While this approach has benefits, it also requires significant disk space - often many gigabytes per day.

snac, on the other hand, does not locally process or cache media by default. Instead, media URLs remain unchanged, meaning users will fetch content directly from its original source.
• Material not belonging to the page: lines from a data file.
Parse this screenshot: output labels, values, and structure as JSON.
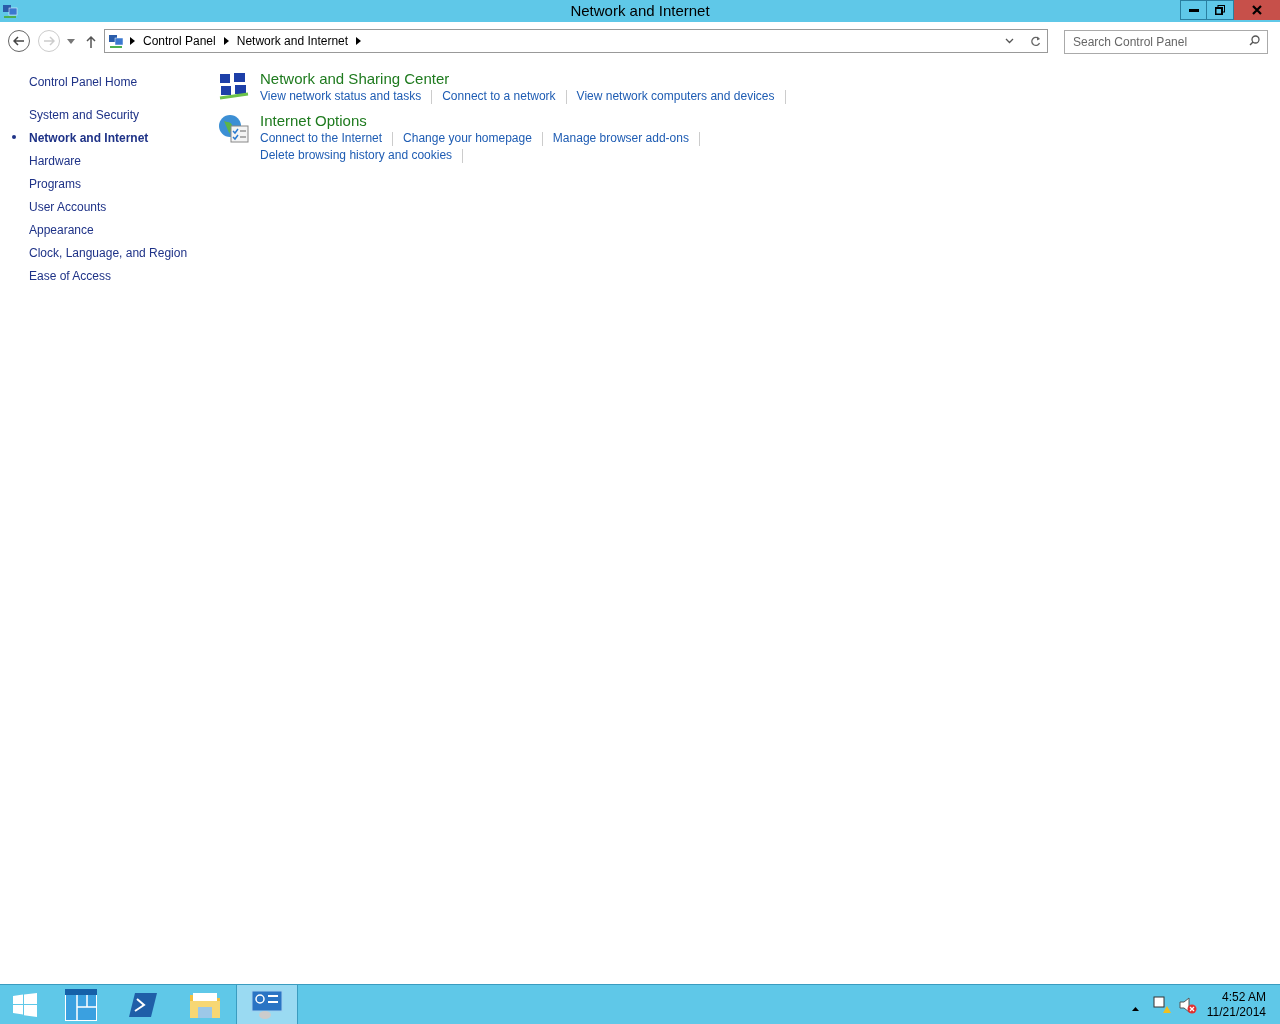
{
  "window": {
    "title": "Network and Internet"
  },
  "address_bar": {
    "breadcrumbs": [
      "Control Panel",
      "Network and Internet"
    ]
  },
  "search": {
    "placeholder": "Search Control Panel"
  },
  "sidebar": {
    "home": "Control Panel Home",
    "items": [
      {
        "label": "System and Security",
        "selected": false
      },
      {
        "label": "Network and Internet",
        "selected": true
      },
      {
        "label": "Hardware",
        "selected": false
      },
      {
        "label": "Programs",
        "selected": false
      },
      {
        "label": "User Accounts",
        "selected": false
      },
      {
        "label": "Appearance",
        "selected": false
      },
      {
        "label": "Clock, Language, and Region",
        "selected": false
      },
      {
        "label": "Ease of Access",
        "selected": false
      }
    ]
  },
  "sections": [
    {
      "kind": "network",
      "title": "Network and Sharing Center",
      "links": [
        "View network status and tasks",
        "Connect to a network",
        "View network computers and devices"
      ]
    },
    {
      "kind": "internet",
      "title": "Internet Options",
      "links": [
        "Connect to the Internet",
        "Change your homepage",
        "Manage browser add-ons",
        "Delete browsing history and cookies"
      ]
    }
  ],
  "taskbar": {
    "apps": [
      {
        "kind": "server-manager",
        "selected": false
      },
      {
        "kind": "powershell",
        "selected": false
      },
      {
        "kind": "explorer",
        "selected": false
      },
      {
        "kind": "control-panel",
        "selected": true
      }
    ],
    "clock": {
      "time": "4:52 AM",
      "date": "11/21/2014"
    }
  }
}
This behavior is perfectly fine for many setups (such as mobile devices), but it may not be suitable for everyone.

I suggested a small improvement to snac’s developer, who immediately recognized the benefit for users and implemented an interesting new feature: media proxying via the instance itself.

Enabling Media Proxying in snac

To enable this feature, simply add the following line to your server.json configuration file:

"proxy_media": true

Once enabled, snac will rewrite all media URLs to pass through its own instance. This ensures that original instances will no longer see the IP addresses of individual users, as they will only see the IP of the snac instance itself.

However, this also increases the load and bandwidth consumption of the instance since it must download and forward media every time a user accesses it.

Caching Proxied Media with nginx

To optimize performance, we can configure nginx to cache these proxied files transparently. This way, if multiple users from the snac instance (or the same user at different times) request the same media file, nginx will serve it from the local cache instead of fetching it again. This setup has two key advantages:

  • Reduces traffic to the original instances.
  • Lowers the load on the snac instance, as it won’t need to download the same file repeatedly.

To achieve this, create a cache storage area in nginx by adding the following to the http section:

proxy_cache_path /var/cache/nginx/snac_media levels=1:2 keys_zone=snac_media:10m max_size=1g 
                 inactive=1d use_temp_path=off;

This defines a cache directory at /var/cache/nginx/snac_media, with 10 MB allocated for metadata and a maximum cache size of 1 GB. Cached content will be invalidated and removed after one day, ensuring frequently accessed content (like profile avatars) remains cached while rarely used files get replaced over time.

Next, add the following rule to your snac instance's virtual host configuration:

location ~ ^/.+/(x|y)/ {
    proxy_cache snac_media;
    proxy_pass http://snac-ip:8001;
    proxy_set_header Host $host;
    proxy_cache_valid 200 1d;
    proxy_cache_valid 404 1h;
    proxy_ignore_headers "Cache-Control" "Expires";
    proxy_cache_use_stale error timeout updating http_500 http_502 http_503 http_504;
    proxy_cache_lock on;
    add_header X-Proxy-Cache $upstream_cache_status;
}

After reloading nginx, the cache will start populating as users request media files. Unrequested content will never enter the cache, ensuring efficient storage usage without unnecessary clutter.

By combining snac’s new media proxying feature with nginx caching, we can achieve a more balanced setup—reducing load on both our instance and external ones, improving privacy, and enhancing performance.